If you’ve been experiencing a low libido lately, it’s not all in your head. Here’s how to get help.
Virtually every disease can be accompanied by fatigue, anxiety, pain, or insomnia -all of which can mess up a healthy sex life.
Anything that alters hormones, such as hypothyroidism, diabetes, or menopause, can be problematic. Hormones and neurotransmitters need to get to the right places in the body, so medical issues that compromise blood flow can affect arousal and orgasm. And nerves need to respond and muscles need to contract (and relax!), which is why neurologic problems such as herniated discs and multiple sclerosis have an impact. Plus, some medications may create bigger sexual problems than the illnesses themselves.
The list below, while not even close to comprehensive, shows some of the hidden ways in which a medical condition can sabotage your sex life.
Heart Disease: Heart disease is the number one killer of women and also a top killer of sexual function. But don’t be concerned that a bedroom romp might set off another heart attack. Having sex with your regular partner in your own bedroom barely bumps up your resting heart rate. OK, that’s a little depressing, but also one fewer libido-lowering worry.
Depression and Antidepressants: Depression (and even the drugs used to treat it) can profoundly affect libido and arousal; in fact, loss of libido can be the first sign of the illness. Women with bipolar disorder, schizophrenia, or psychosis also often have issues that can be directly related to medication.
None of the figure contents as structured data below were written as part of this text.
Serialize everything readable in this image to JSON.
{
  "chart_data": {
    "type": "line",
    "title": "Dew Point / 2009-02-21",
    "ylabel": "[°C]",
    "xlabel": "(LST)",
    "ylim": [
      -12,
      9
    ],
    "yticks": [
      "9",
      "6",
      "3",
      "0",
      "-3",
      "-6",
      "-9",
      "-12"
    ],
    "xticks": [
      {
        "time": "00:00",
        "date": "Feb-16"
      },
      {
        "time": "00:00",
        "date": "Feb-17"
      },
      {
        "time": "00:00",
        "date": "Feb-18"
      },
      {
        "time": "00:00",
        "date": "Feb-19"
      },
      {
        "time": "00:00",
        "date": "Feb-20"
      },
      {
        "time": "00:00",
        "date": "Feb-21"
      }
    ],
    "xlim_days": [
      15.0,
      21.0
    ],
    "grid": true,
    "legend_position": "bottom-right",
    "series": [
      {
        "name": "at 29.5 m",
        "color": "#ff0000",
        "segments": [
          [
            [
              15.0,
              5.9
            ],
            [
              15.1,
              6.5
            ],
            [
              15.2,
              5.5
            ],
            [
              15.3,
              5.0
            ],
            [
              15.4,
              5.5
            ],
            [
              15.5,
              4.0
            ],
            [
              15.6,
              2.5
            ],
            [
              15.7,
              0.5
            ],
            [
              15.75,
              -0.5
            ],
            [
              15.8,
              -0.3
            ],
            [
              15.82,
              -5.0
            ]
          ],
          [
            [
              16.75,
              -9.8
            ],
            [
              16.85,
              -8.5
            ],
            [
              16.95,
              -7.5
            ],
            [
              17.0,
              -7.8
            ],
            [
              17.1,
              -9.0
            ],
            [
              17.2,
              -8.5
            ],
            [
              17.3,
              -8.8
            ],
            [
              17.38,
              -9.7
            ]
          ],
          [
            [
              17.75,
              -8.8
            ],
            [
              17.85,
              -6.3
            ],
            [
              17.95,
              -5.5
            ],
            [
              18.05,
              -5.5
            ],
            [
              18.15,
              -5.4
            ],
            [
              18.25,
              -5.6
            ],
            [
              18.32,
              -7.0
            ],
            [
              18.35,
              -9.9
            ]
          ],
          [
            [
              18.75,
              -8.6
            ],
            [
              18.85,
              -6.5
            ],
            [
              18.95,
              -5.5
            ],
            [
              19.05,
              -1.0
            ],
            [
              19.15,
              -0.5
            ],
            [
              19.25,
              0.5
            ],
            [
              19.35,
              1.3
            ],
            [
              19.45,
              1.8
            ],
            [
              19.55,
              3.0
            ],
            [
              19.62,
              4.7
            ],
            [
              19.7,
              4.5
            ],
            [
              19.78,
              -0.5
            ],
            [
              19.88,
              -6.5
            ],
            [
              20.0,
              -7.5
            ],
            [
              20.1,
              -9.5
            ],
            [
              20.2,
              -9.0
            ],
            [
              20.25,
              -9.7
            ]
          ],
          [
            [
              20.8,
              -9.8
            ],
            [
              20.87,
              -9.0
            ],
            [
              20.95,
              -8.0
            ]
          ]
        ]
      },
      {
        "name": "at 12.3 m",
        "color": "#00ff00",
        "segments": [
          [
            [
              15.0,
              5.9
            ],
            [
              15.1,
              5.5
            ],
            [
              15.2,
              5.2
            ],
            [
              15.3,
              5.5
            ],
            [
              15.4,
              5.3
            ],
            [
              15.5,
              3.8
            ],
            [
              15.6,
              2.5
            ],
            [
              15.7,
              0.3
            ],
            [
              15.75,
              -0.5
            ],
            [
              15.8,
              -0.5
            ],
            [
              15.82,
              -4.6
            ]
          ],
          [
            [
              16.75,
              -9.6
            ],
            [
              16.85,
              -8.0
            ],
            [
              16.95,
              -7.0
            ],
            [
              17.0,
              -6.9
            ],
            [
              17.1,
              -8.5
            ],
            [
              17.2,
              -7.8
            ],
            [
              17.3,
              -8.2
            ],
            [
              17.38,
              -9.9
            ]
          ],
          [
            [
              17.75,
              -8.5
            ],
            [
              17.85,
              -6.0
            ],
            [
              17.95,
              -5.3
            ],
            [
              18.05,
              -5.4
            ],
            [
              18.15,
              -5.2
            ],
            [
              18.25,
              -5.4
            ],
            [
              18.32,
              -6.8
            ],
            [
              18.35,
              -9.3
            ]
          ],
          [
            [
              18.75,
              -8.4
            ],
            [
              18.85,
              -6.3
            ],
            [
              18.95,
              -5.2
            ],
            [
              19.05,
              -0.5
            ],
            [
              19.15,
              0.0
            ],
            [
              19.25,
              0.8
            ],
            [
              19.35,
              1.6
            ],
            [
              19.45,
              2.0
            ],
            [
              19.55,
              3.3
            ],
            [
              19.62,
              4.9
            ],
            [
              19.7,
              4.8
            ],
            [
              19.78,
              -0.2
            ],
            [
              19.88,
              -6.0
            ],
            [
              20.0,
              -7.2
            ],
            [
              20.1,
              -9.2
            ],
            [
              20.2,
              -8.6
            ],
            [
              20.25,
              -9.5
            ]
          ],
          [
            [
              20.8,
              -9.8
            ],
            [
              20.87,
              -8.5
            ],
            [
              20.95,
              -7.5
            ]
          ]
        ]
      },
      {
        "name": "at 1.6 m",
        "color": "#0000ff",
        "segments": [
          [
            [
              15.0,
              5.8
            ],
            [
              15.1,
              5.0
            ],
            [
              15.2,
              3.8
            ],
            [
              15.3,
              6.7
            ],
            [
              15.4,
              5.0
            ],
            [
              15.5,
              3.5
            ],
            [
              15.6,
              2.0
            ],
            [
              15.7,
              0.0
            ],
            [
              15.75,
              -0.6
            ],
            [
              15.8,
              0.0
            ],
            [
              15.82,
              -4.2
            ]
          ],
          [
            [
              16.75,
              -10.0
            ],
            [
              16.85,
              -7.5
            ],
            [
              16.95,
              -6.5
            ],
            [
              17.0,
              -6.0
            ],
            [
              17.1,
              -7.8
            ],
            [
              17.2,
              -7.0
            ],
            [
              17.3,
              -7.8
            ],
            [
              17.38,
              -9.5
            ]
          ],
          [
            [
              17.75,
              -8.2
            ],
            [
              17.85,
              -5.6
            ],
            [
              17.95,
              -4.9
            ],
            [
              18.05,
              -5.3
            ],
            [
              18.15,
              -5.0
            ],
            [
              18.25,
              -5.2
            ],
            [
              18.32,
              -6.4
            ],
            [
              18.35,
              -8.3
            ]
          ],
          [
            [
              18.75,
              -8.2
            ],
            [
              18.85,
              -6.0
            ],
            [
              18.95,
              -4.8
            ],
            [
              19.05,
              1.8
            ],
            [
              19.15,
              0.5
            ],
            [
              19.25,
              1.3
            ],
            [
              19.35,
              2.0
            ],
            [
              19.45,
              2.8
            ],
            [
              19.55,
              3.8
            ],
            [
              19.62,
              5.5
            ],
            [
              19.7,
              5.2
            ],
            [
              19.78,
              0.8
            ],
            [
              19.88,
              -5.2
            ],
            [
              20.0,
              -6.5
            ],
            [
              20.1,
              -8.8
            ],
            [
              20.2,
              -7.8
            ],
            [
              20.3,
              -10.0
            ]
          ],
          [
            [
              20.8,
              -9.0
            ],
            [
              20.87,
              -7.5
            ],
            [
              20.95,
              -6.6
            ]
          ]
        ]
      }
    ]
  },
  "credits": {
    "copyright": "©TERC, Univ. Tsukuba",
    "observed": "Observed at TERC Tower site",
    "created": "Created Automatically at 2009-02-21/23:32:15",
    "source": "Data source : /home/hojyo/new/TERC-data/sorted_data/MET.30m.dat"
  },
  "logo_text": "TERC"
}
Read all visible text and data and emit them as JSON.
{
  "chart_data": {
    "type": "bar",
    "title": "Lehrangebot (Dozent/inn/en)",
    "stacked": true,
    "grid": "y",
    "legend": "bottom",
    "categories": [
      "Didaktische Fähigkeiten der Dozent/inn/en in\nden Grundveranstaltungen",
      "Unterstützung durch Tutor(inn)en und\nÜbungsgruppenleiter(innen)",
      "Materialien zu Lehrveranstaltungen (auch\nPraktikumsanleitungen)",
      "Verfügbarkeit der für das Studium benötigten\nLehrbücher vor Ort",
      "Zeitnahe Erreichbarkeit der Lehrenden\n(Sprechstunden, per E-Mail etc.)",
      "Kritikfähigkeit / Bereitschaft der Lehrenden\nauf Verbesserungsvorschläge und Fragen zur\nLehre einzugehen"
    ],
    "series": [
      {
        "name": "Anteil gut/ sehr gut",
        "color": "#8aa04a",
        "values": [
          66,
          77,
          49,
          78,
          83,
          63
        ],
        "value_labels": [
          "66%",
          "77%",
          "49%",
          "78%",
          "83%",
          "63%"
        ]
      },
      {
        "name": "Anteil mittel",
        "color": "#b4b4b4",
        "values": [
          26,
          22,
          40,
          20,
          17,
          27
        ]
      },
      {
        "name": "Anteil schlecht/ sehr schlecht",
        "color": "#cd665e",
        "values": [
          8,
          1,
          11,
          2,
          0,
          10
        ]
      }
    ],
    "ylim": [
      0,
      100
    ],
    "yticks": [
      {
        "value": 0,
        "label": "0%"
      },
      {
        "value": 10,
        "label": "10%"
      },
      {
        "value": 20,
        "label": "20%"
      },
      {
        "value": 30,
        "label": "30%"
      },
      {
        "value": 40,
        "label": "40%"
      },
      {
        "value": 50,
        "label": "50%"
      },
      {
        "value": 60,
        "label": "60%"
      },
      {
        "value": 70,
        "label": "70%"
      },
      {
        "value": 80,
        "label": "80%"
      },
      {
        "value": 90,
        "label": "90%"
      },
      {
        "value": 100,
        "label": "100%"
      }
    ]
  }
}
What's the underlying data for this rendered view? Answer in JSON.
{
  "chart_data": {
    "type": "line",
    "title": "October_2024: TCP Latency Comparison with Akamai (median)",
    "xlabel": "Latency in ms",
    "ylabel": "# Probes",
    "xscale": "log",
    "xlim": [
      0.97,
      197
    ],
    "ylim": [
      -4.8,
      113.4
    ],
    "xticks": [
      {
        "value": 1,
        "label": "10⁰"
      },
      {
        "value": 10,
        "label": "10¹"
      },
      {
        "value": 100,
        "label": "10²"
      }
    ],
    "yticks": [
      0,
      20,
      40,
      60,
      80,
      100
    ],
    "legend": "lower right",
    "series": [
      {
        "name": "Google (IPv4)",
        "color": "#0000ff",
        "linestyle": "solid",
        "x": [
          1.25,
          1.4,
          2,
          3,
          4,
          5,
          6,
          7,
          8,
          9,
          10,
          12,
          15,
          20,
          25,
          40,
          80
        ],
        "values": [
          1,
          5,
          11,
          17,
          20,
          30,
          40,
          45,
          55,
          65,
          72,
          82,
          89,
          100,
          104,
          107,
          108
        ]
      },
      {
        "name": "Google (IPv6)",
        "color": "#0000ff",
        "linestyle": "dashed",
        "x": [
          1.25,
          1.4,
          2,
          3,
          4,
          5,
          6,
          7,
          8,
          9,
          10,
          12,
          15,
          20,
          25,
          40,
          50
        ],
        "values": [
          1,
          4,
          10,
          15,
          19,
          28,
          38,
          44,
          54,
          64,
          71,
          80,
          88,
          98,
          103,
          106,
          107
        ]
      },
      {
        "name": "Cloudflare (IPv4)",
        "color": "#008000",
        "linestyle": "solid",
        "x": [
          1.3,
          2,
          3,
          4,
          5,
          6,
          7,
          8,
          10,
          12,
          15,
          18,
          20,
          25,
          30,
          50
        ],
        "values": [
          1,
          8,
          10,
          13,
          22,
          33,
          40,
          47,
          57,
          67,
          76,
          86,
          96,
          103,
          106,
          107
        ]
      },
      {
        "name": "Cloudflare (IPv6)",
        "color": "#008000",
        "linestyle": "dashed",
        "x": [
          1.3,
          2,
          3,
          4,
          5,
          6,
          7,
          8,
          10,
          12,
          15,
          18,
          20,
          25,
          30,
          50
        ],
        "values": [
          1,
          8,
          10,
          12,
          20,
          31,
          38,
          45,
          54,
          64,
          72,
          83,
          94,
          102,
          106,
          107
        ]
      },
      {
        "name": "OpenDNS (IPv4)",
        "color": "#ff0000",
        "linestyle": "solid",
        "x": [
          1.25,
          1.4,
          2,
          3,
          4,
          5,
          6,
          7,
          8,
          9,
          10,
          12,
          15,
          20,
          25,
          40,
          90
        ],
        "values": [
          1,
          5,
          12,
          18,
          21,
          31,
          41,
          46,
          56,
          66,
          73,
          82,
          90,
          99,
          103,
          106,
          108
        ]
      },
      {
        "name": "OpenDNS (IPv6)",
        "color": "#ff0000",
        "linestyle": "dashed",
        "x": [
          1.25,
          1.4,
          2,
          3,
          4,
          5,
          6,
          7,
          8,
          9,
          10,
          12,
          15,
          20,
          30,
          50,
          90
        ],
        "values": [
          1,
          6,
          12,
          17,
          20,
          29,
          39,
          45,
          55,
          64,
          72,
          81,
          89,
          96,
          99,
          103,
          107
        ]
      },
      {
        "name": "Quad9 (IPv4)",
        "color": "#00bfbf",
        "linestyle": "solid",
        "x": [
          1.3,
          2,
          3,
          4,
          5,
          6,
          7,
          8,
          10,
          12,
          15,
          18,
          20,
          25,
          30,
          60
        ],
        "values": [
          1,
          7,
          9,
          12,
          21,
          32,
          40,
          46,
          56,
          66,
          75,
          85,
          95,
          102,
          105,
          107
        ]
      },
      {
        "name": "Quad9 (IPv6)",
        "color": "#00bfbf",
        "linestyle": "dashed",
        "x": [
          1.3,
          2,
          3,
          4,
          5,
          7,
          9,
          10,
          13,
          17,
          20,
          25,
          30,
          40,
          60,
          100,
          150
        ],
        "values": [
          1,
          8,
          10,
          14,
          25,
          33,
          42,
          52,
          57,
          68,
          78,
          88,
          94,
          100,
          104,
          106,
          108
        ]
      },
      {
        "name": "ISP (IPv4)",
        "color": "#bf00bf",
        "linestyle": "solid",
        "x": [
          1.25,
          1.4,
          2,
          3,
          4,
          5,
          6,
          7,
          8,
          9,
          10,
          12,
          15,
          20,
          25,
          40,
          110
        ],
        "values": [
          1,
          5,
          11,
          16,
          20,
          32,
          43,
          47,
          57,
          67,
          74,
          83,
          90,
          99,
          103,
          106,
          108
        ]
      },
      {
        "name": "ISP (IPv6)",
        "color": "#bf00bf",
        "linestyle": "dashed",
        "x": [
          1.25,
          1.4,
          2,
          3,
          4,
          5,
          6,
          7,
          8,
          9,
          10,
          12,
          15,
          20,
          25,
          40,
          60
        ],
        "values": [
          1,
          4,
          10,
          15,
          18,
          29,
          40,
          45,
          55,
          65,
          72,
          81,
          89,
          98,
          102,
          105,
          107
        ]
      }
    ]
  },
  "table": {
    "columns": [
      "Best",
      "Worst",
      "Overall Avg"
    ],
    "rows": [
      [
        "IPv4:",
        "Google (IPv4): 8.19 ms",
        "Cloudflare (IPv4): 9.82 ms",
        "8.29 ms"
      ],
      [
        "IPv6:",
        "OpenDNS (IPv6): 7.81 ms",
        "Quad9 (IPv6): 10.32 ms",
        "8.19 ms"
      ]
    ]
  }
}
Multiple Sclerosis: MS is a chronic disease that damages the protective coating around nerves, and that damage can cause sensory problems among other symptoms. In one study, 62% of women with MS reported loss of genital sensation, and 32% reported loss of orgasm.
Diabetes: Diabetes can damage the circulatory and nervous systems, which in turn puts women who have the disease at risk for low libido, diminished arousal, sexual pain, and the inability to have an orgasm. The capillaries, required to produce vaginal lubrication, are particularly vulnerable, so it’s no surprise that dryness is a common sexual issue in diabetic women.
Arthritis: Consider how hard it could be for someone with limited mobility to get into and hold common sexual positions. For some women with severe arthritis, even separating their legs wide enough to have intercourse is impossible. The mechanics and ergonomics of sexuality can be challenging.
How to Get Help: All this may seem daunting, and your doctor may not bring up these issues. But rest assured that there are resources for dealing with every one of these obstacles, which vary depending on what’s causing your issues. Don’t be shy in pressing your doctor for a specialist referral.